The Slayer acquires a replica of Novik's axe, through which he sees Novik being killed by Valen's son, Marok—appointed as the champion of the Maykrs' leader, the Khan Maykr, who secretly allied with Hell and convinced them to stop attacking Argent D'Nur in return for betraying the Slayer. Marok arrives at the purgatory and destroys the Slayer's exit portal; the Slayer defeats Marok, who kills himself before his Tether can reassert control. The Architect turns the stones into a power source for the Slayer's new armor, the Praetor Suit—the suit that the Slayer would use in his later battles against Hell; (Note: As depicted in Doom (2016) and Doom Eternal) the Praetor Suit reactivates the portal. The Slayer returns to Argent D'Nur, finding its populace on the brink of a civil war between Maykr loyalists and those who distrust them. He gives the replica to Thira; upon touching it, Thira sees her father's death and orders her forces to rebel against the Maykrs. The Khan Maykr retreats with the Night Sentinels still loyal to her, and summons the Henchman; the Slayer kills the Henchman, and Thira declares war on the Maykrs. In a post-credits scene, unlocked via completing all postgame content, Valen is tormented by demonic whispers; Thira arrives and offers him the axe replica.

== Development ==
After the release of Doom Eternals second downloadable content (DLC) campaign The Ancient Gods - Part 2 in March 2021, creative director Hugo Martin mentioned that he was open to exploring more stories with the series protagonist Doom Slayer in future games, despite intending for The Ancient Gods to act as a culmination for the character's arc that began with Doom (2016). One possibility he expressed was telling a narrative around the Slayer's first encounter with the Night Sentinels on Argent D'Nur, in a setting that was more rooted in fantasy aesthetics compared to previous games. By November 2021, id Software had begun pre-production on a new action first-person shooter game. During QuakeCon 2022, executive producer Marty Stratton confirmed that the developer had begun production on their next project.

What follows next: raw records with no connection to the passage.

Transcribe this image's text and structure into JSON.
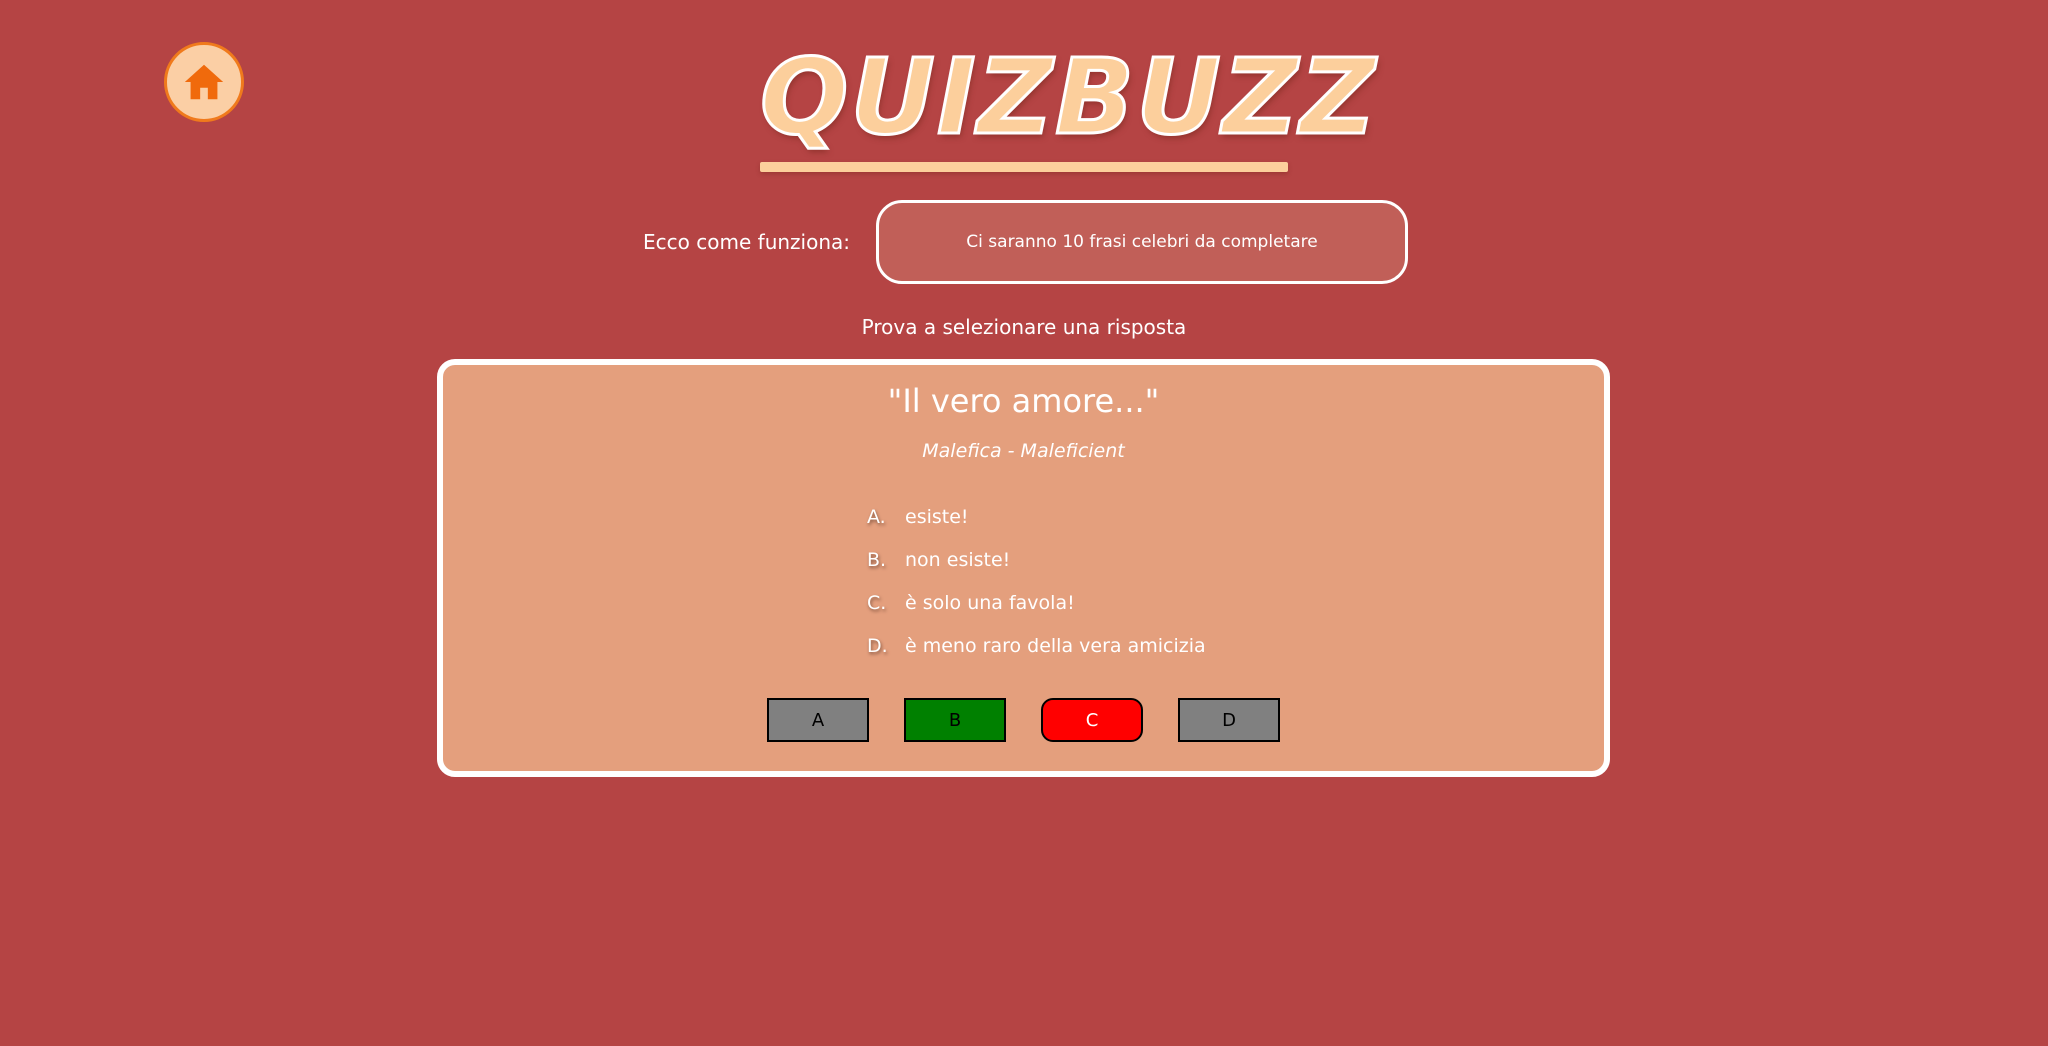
{
  "header": {
    "home_icon": "home-icon",
    "logo_text": "QUIZBUZZ"
  },
  "howto": {
    "label": "Ecco come funziona:",
    "message": "Ci saranno 10 frasi celebri da completare"
  },
  "prompt": "Prova a selezionare una risposta",
  "quiz": {
    "quote": "\"Il vero amore...\"",
    "source": "Malefica - Maleficient",
    "options": [
      {
        "letter": "A.",
        "text": "esiste!"
      },
      {
        "letter": "B.",
        "text": "non esiste!"
      },
      {
        "letter": "C.",
        "text": "è solo una favola!"
      },
      {
        "letter": "D.",
        "text": "è meno raro della vera amicizia"
      }
    ],
    "answers": [
      {
        "label": "A",
        "state": "neutral"
      },
      {
        "label": "B",
        "state": "correct"
      },
      {
        "label": "C",
        "state": "wrong"
      },
      {
        "label": "D",
        "state": "neutral"
      }
    ]
  },
  "colors": {
    "background": "#b54444",
    "card": "#e49f7d",
    "logo": "#fccf9c",
    "correct": "#008000",
    "wrong": "#ff0000",
    "neutral": "#808080"
  }
}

In September 2023, numerous documents submitted by ZeniMax Media parent company Microsoft during the FTC v. Microsoft court case concerning their impending acquisition of Activision Blizzard were leaked online. Included was an internal roadmap concerning multiple Bethesda Softworks games in development. A new Doom entry, Doom: Year Zero, was listed for release during Bethesda's 2023 fiscal year ending March 2024 at that time, with two sets of downloadable content (DLC) tentatively dated for the 2023 fiscal year and the 2024 fiscal year ending March 2025, respectively. Doom: The Dark Ages uses the id Tech 8 engine and features advanced game physics, which includes destructible environments.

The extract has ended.